Também em outros campos de batalha naquele inverno sombrio, pequenos bolsões de soldados franceses, alemães, belgas e britânicos pararam de se matar por um dia no Front Ocidental e voltaram a ser gente. Segundo narrativa de um tenente alemão do 134º Batalhão de Infantaria, Kurt Zehmisch, até mesmo uma bola de futebol murcha se materializou numa unidade britânica, e uma partida improvisada em condições gélidas fez a festa. Entre os muitos relatos daquela trégua espontânea, um soldado irlandês de outra unidade, em carta ao jornal Irish Times, descreveu “uma multidão de oficiais e soldados, ingleses e alemães, agrupados em torno dos muitos soldados mortos que haviam sido recolhidos e alinhados respeitosamente”.
Nos quatro anos seguintes, a Grande Guerra seguiu seu curso de mortandade até então inédita, propiciada pela produção em massa de artefatos bélicos como aviões e armas capazes de fazer 500 disparos por minuto. Nas centenas de conflitos armados posteriores, nunca mais houve espaço para uma trégua como a daquele Natal de 1914.
Em artigo sobre o episódio, para o site do canal History, o escritor A.J. Baime e o historiador Volker Janssen chamam a atenção para um soldado alemão em especial, que desancou seus irmãos de farda por terem aderido à trégua. “Algo assim jamais deveria ocorrer durante uma guerra. Vocês não têm mais nem um pingo de sentimento de honra alemã?”, indagou o recruta. Seu nome: Adolf Hitler.
Essa longa digressão sobre um episódio ocorrido há mais de cem anos tem o propósito de lembrar-nos que já fomos melhores.
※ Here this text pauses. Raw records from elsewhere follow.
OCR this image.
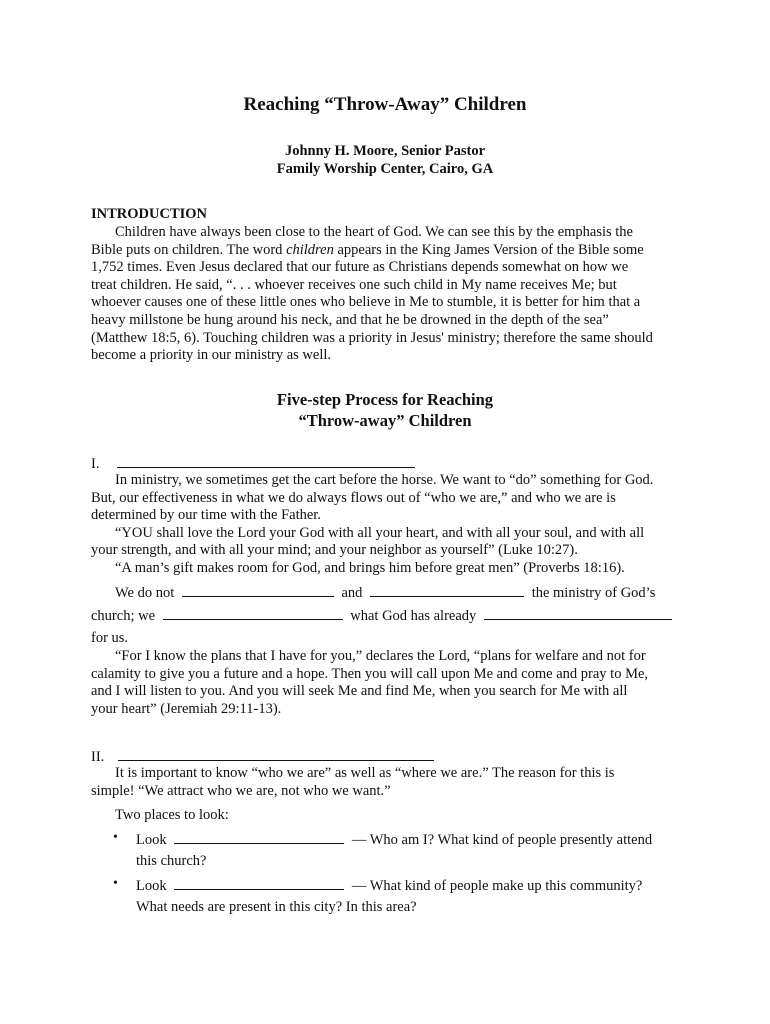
Reaching “Throw-Away” Children
Johnny H. Moore, Senior Pastor
Family Worship Center, Cairo, GA
INTRODUCTION
Children have always been close to the heart of God. We can see this by the emphasis the
Bible puts on children. The word children appears in the King James Version of the Bible some
1,752 times. Even Jesus declared that our future as Christians depends somewhat on how we
treat children. He said, “. . . whoever receives one such child in My name receives Me; but
whoever causes one of these little ones who believe in Me to stumble, it is better for him that a
heavy millstone be hung around his neck, and that he be drowned in the depth of the sea”
(Matthew 18:5, 6). Touching children was a priority in Jesus' ministry; therefore the same should
become a priority in our ministry as well.
Five-step Process for Reaching
“Throw-away” Children
I.
In ministry, we sometimes get the cart before the horse. We want to “do” something for God.
But, our effectiveness in what we do always flows out of “who we are,” and who we are is
determined by our time with the Father.
“YOU shall love the Lord your God with all your heart, and with all your soul, and with all
your strength, and with all your mind; and your neighbor as yourself” (Luke 10:27).
“A man’s gift makes room for God, and brings him before great men” (Proverbs 18:16).
We do not	and	the ministry of God’s
church; we	what God has already
for us.
“For I know the plans that I have for you,” declares the Lord, “plans for welfare and not for
calamity to give you a future and a hope. Then you will call upon Me and come and pray to Me,
and I will listen to you. And you will seek Me and find Me, when you search for Me with all
your heart” (Jeremiah 29:11-13).
II.
It is important to know “who we are” as well as “where we are.” The reason for this is
simple! “We attract who we are, not who we want.”
Two places to look:
• Look	— Who am I? What kind of people presently attend
this church?
• Look	— What kind of people make up this community?
What needs are present in this city? In this area?
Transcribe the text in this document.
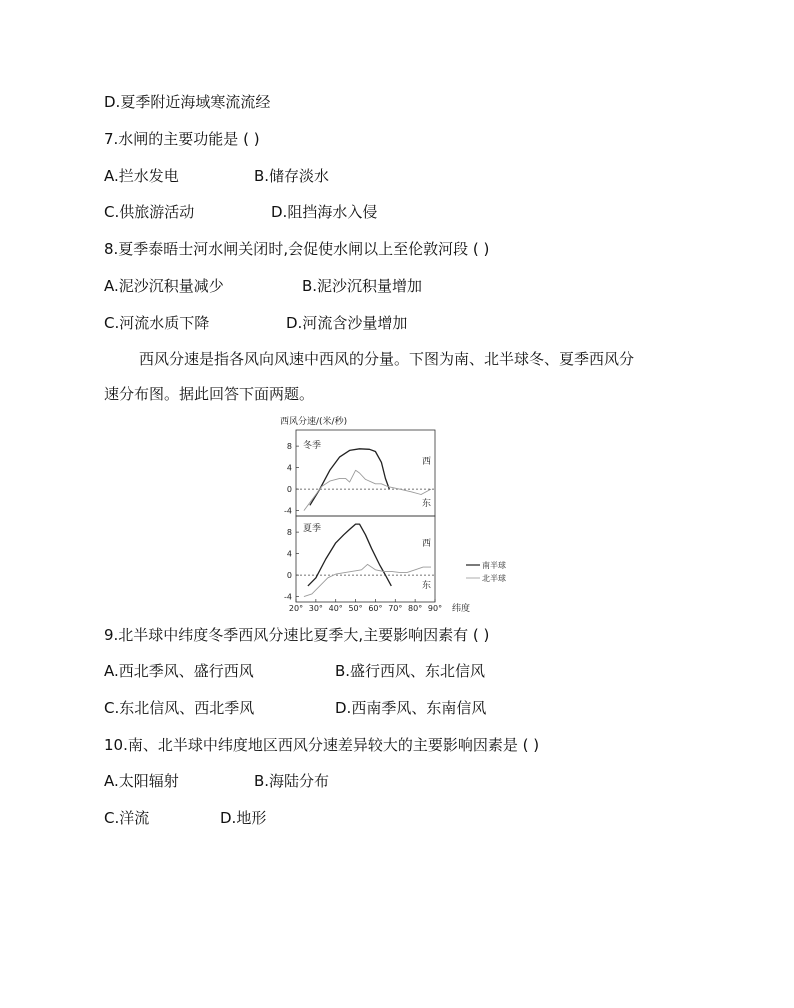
D.夏季附近海域寒流流经
7.水闸的主要功能是 ( )
A.拦水发电	B.储存淡水
C.供旅游活动	D.阻挡海水入侵
8.夏季泰晤士河水闸关闭时,会促使水闸以上至伦敦河段 ( )
A.泥沙沉积量减少	B.泥沙沉积量增加
C.河流水质下降	D.河流含沙量增加
西风分速是指各风向风速中西风的分量。下图为南、北半球冬、夏季西风分
速分布图。据此回答下面两题。
西风分速/(米/秒)
冬季
夏季
西
东
西
东
南半球
北半球
纬度
8
4
0
-4
8
4
0
-4
20° 30° 40° 50° 60° 70° 80° 90°
9.北半球中纬度冬季西风分速比夏季大,主要影响因素有 ( )
A.西北季风、盛行西风	B.盛行西风、东北信风
C.东北信风、西北季风	D.西南季风、东南信风
10.南、北半球中纬度地区西风分速差异较大的主要影响因素是 ( )
A.太阳辐射	B.海陆分布
C.洋流	D.地形
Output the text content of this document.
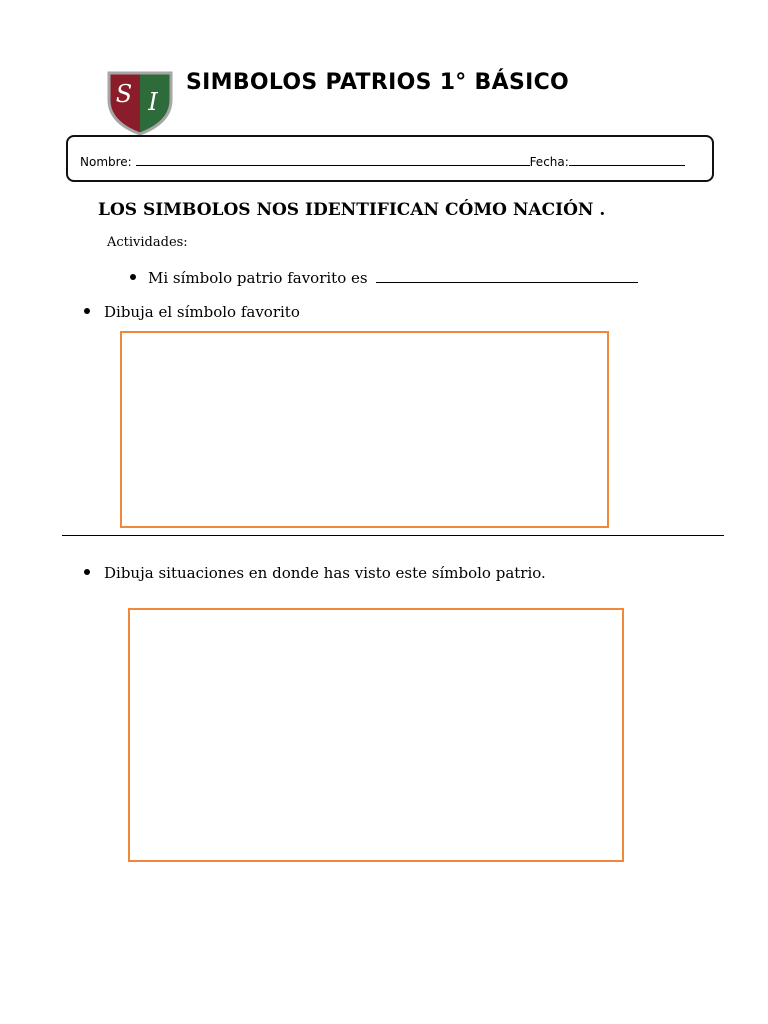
S I
SIMBOLOS PATRIOS 1° BÁSICO
Nombre:	Fecha:
LOS SIMBOLOS NOS IDENTIFICAN CÓMO NACIÓN .
Actividades:
Mi símbolo patrio favorito es
Dibuja el símbolo favorito
Dibuja situaciones en donde has visto este símbolo patrio.
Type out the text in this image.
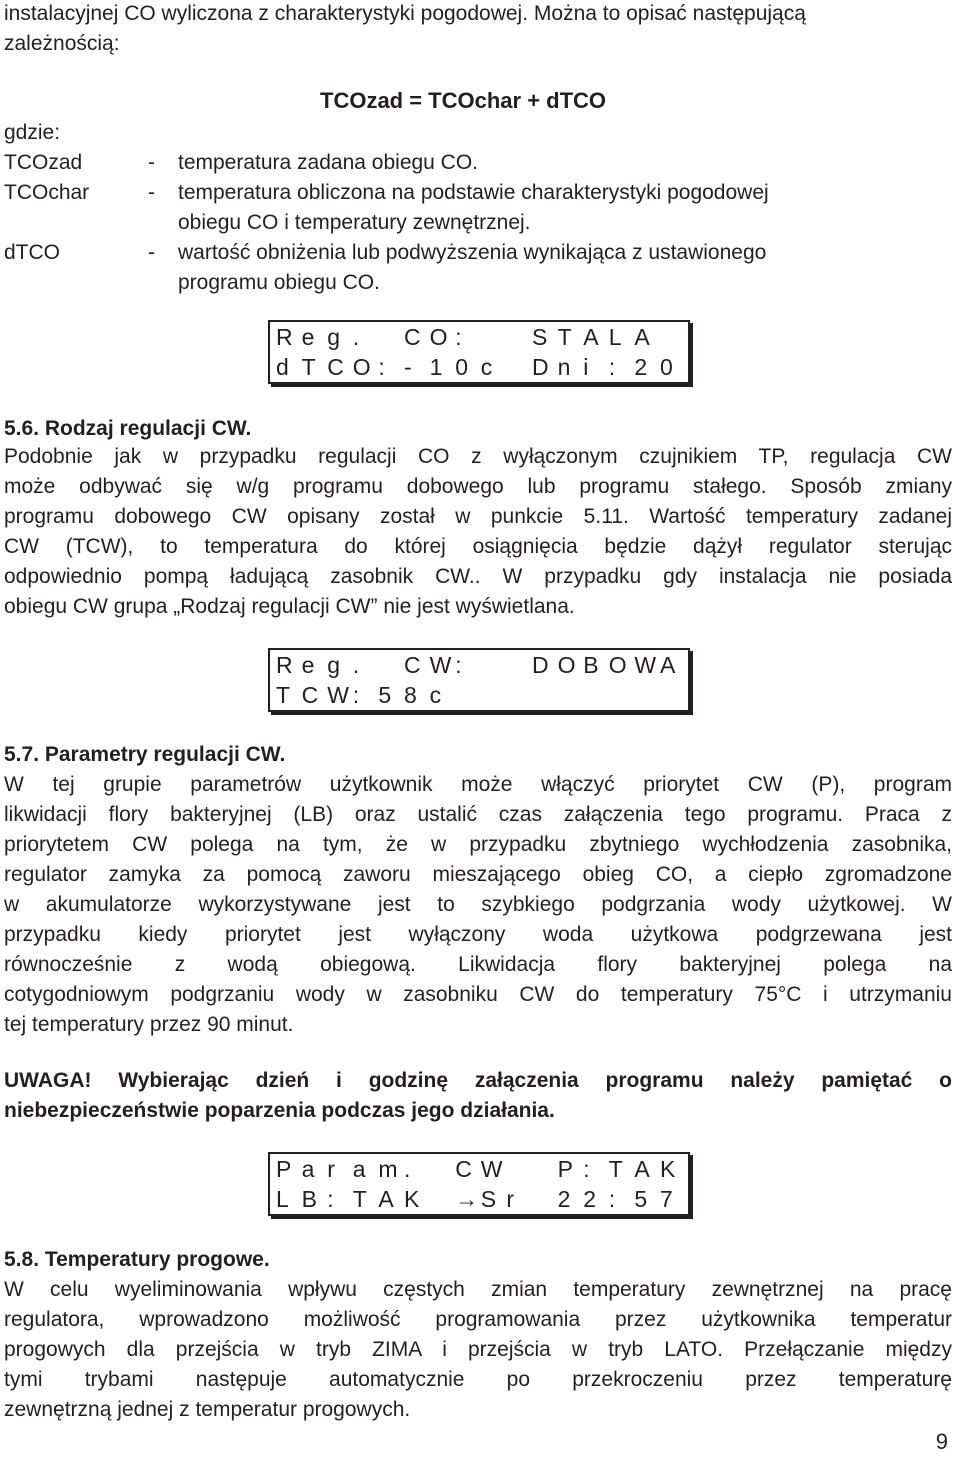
instalacyjnej CO wyliczona z charakterystyki pogodowej. Można to opisać następującą
zależnością:
TCOzad = TCOchar + dTCO
gdzie:
TCOzad	- temperatura zadana obiegu CO.
TCOchar	- temperatura obliczona na podstawie charakterystyki pogodowej
obiegu CO i temperatury zewnętrznej.
dTCO	- wartość obniżenia lub podwyższenia wynikająca z ustawionego
programu obiegu CO.
R e g . C O :	S T A L A
d T C O : - 1 0 c D n i : 2 0
5.6. Rodzaj regulacji CW.
Podobnie jak w przypadku regulacji CO z wyłączonym czujnikiem TP, regulacja CW
może odbywać się w/g programu dobowego lub programu stałego. Sposób zmiany
programu dobowego CW opisany został w punkcie 5.11. Wartość temperatury zadanej
CW (TCW), to temperatura do której osiągnięcia będzie dążył regulator sterując
odpowiednio pompą ładującą zasobnik CW.. W przypadku gdy instalacja nie posiada
obiegu CW grupa „Rodzaj regulacji CW” nie jest wyświetlana.
R e g . C W :	D O B O W A
T C W : 5 8 c
5.7. Parametry regulacji CW.
W tej grupie parametrów użytkownik może włączyć priorytet CW (P), program
likwidacji flory bakteryjnej (LB) oraz ustalić czas załączenia tego programu. Praca z
priorytetem CW polega na tym, że w przypadku zbytniego wychłodzenia zasobnika,
regulator zamyka za pomocą zaworu mieszającego obieg CO, a ciepło zgromadzone
w akumulatorze wykorzystywane jest to szybkiego podgrzania wody użytkowej. W
przypadku kiedy priorytet jest wyłączony woda użytkowa podgrzewana jest
równocześnie z wodą obiegową. Likwidacja flory bakteryjnej polega na
cotygodniowym podgrzaniu wody w zasobniku CW do temperatury 75°C i utrzymaniu
tej temperatury przez 90 minut.
UWAGA! Wybierając dzień i godzinę załączenia programu należy pamiętać o
niebezpieczeństwie poparzenia podczas jego działania.
P a r a m . C W P : T A K
L B : T A K → S r 2 2 : 5 7
5.8. Temperatury progowe.
W celu wyeliminowania wpływu częstych zmian temperatury zewnętrznej na pracę
regulatora, wprowadzono możliwość programowania przez użytkownika temperatur
progowych dla przejścia w tryb ZIMA i przejścia w tryb LATO. Przełączanie między
tymi trybami następuje automatycznie po przekroczeniu przez temperaturę
zewnętrzną jednej z temperatur progowych.
9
E que precisamos sair da trincheira do medo não para uma trégua que seria tão pouco duradoura como a de 1914, mas para votar por um Brasil menos indecente em 2022. O espetáculo de Grand Guignol exibido pelo governo Jair Bolsonaro neste fim de ano ofende qualquer norma de civilidade. Pouco tem de humano o espécime que cavalga jet skis da Marinha, visita parque de diversões e joga na Mega-Sena da Virada enquanto uma parte do país pede socorro. O Brasil já teve um leque bastante improvável de chefes de nação — inclusive a galeria militar cujo programa de manutenção no poder incluiu matar seus adversários políticos. Ainda assim, Jair Bolsonaro consegue ser único — seu ostensivo desprezo pelo povo que governa, pela dor do outro, é maníaco. E lugar de maníaco é no manicômio, não na Presidência da República. Que venha 2022.